GVS: Genome Variation Server 144

Input Data Files
The following files were used to populate the database supporting GVS.
1. dbSNP genotypes
ftp://ftp.ncbi.nih.gov/snp/organisms/human_9606_b144_GRCh38p2/genotype (June 2015)
NOTE: As for previous dbSNP builds, we have removed some genotypes with a submitter ID beginning with PGP, as some of these (for a given rs ID) have high numbers of conflicts (more than 14) with other genotypes, or are heterozygous for every HapMap individual.
2. dbSNP annotations
ftp://ftp.ncbi.nih.gov/snp/organisms/human_9606_b144_GRCh38p2/XML (May 2015, mapping, gene function information, population definitions, submitter information)
3. NCBI gene files and synonyms
ftp://ftp.ncbi.nlm.nih.gov/gene/DATA/gene2refseq (May, 2015, genes and coding regions)
ftp://ftp.ncbi.nlm.nih.gov/genomes/H_sapiens/GFF/ref_GRCh38.p2_top_level.gff3 (March, 2015, exons)
ftp://ftp.ncbi.nlm.nih.gov/gene/DATA/gene_info (May, 2015, unoffical names for the gene)
4. GERP conservation scores
The manuscript describing the program Genomic Evolutionary Rate Profiling (GERP) can be found at http://genome.cshlp.org/content/15/7/901.full.
The GERP website is at http://mendel.stanford.edu/SidowLab/downloads/gerp/index.html.
The hg19 GERP rejected-substitution scores were downloaded from this site in September of 2011, and were lifted to hg38.
5. repeats
http://hgdownload.soe.ucsc.edu/goldenPath/hg38/bigZips/ (January, 2014)

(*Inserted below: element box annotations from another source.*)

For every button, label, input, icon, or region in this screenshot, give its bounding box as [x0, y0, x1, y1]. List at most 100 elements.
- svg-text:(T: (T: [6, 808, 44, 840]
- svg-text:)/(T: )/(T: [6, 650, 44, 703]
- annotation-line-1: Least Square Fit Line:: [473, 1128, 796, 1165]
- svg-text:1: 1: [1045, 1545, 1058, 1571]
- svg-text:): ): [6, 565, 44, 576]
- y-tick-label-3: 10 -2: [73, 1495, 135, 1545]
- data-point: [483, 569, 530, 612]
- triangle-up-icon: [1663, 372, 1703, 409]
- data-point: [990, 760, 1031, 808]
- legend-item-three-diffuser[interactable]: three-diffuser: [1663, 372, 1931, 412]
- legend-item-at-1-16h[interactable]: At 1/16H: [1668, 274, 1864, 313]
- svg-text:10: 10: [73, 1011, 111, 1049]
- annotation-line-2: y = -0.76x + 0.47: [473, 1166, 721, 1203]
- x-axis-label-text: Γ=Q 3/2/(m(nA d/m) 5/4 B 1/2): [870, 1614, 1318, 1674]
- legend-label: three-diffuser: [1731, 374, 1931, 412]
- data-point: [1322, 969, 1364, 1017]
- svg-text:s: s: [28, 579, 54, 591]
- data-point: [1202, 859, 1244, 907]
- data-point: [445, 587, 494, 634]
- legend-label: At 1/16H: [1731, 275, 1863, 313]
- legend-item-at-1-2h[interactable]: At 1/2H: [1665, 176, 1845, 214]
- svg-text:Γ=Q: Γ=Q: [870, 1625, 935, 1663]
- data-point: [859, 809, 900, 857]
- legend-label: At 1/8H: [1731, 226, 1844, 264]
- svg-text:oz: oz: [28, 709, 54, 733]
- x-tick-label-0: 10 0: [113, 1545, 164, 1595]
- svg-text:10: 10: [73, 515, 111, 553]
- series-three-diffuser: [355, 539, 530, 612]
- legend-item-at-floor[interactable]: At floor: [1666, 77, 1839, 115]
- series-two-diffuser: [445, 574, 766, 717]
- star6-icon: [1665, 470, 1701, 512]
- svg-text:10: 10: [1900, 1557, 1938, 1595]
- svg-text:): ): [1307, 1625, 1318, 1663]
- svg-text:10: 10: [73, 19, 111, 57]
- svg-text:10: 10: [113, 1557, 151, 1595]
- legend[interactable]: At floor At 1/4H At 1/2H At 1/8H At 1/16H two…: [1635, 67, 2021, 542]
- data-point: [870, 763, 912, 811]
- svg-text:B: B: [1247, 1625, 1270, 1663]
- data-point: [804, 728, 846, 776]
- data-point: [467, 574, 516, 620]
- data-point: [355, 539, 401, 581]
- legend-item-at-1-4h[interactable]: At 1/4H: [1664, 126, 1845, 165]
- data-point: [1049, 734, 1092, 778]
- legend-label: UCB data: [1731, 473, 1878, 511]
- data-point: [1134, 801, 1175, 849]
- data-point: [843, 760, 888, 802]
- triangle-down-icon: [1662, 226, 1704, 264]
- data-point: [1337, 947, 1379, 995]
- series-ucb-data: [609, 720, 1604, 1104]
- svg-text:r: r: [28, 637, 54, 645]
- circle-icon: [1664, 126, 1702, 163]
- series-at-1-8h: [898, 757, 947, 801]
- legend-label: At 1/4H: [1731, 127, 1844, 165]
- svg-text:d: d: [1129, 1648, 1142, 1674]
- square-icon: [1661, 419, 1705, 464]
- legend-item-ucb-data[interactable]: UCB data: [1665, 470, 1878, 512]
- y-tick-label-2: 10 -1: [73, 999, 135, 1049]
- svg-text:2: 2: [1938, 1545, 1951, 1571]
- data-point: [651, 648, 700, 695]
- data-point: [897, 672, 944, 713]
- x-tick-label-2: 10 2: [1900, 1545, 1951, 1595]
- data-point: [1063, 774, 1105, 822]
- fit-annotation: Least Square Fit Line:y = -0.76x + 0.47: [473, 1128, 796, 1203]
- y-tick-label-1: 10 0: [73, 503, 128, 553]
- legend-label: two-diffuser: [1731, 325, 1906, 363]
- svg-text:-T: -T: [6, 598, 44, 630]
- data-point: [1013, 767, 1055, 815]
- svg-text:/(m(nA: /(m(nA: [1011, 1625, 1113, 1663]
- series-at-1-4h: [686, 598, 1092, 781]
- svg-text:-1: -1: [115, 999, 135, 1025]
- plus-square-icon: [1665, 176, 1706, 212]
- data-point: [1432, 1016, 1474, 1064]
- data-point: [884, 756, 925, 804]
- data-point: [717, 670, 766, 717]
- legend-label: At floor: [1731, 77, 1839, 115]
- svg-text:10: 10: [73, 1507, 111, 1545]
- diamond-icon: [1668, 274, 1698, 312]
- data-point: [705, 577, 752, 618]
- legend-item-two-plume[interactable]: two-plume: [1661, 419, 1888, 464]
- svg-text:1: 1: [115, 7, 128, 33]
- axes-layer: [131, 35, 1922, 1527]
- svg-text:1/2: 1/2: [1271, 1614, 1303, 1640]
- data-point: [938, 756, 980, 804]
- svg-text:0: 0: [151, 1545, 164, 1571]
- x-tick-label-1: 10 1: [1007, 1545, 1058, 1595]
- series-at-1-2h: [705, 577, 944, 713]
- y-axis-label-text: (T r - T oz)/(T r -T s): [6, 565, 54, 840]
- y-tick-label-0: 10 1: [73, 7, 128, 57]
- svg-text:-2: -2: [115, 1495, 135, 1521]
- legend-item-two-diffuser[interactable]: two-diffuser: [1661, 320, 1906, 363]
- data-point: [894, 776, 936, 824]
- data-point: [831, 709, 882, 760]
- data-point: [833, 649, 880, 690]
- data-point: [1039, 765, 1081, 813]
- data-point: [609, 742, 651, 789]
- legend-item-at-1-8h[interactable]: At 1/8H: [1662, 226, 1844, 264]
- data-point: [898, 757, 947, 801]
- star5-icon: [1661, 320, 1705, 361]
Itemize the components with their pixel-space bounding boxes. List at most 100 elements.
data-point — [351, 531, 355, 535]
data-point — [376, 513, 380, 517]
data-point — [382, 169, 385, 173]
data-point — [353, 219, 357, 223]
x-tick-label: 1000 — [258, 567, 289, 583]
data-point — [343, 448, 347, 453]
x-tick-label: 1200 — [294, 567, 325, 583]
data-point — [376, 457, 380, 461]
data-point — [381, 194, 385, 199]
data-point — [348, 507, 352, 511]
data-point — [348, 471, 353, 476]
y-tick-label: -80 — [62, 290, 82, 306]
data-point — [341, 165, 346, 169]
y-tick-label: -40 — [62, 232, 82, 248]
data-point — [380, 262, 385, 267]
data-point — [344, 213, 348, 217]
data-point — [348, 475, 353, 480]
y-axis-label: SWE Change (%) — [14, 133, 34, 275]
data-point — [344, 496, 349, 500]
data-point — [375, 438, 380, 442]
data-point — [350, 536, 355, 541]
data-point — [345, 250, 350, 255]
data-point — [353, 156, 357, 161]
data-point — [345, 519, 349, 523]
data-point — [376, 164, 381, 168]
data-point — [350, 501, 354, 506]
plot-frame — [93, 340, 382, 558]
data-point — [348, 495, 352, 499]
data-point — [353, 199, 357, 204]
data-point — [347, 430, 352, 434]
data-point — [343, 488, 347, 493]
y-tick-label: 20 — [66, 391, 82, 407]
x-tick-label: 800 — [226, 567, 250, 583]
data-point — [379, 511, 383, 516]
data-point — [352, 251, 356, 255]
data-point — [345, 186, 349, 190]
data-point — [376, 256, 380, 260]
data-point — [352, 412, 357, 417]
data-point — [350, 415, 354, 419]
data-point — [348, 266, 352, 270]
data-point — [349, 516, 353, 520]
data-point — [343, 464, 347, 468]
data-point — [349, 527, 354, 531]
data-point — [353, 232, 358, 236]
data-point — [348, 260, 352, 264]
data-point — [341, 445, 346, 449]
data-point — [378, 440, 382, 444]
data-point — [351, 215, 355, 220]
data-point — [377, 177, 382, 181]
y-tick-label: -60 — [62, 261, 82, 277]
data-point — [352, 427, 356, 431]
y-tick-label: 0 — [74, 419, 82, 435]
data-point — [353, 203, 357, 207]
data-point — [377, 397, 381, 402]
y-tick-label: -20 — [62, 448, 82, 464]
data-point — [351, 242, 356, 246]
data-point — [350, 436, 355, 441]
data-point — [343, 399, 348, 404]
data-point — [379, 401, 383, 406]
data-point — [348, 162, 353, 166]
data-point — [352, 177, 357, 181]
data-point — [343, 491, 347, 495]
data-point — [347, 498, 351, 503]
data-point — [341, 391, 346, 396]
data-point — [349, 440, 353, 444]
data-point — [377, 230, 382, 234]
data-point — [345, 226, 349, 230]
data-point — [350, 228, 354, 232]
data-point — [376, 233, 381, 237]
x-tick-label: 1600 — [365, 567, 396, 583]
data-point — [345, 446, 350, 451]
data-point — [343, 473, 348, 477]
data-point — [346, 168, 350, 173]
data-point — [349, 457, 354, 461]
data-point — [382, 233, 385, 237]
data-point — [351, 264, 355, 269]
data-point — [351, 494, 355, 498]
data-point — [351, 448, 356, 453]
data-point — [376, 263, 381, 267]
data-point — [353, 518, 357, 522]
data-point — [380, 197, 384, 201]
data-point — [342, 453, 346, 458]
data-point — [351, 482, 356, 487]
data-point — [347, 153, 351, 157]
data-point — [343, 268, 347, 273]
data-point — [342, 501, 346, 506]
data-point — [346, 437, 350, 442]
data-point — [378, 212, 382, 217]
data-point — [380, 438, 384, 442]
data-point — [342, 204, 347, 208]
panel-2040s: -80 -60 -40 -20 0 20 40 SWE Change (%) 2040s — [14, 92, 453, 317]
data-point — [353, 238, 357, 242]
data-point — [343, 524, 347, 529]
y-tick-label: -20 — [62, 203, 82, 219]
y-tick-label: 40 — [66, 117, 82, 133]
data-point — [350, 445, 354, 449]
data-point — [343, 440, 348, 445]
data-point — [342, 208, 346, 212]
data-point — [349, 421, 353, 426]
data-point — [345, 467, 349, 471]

   hg38.fa.out: RepeatMasker
   hg38.trf.bed: Tandem Repeats Finder
6. SNPs on chips
files from Affymetrix Inc. (July, 2008) and Illumina Inc. (July, 2008 and November, 2009)
7. UCSC sequence files
http://hgdownload.cse.ucsc.edu/goldenPath/hg38/chromosomes/ (Dec. 2013)
8. UCSC chimp alleles
http://hgdownload.cse.ucsc.edu/goldenPath/hg38/vsPanTro4/hg38.panTro4.net.axt.gz (May 2014)
9. phased genotypes
http://www.hapmap.org/downloads/phasing/2006-07_phaseII/phased/ (July 2006)
The GVS phased genotypes (autosomes only) are those generated by the HapMap group, who ran the PHASE software for HapMap release #21. This "phased" data set (rather than the "all" data set) only includes sites that segregate in the population selected (genotypes not monomorphic for all individuals in the population). If a SNP isn't found in a particular population, it isn't included in the phased genotypes for that population. It will show up as "NN" if multiple populations are combined, and at least one of the populations is not monomorphic there.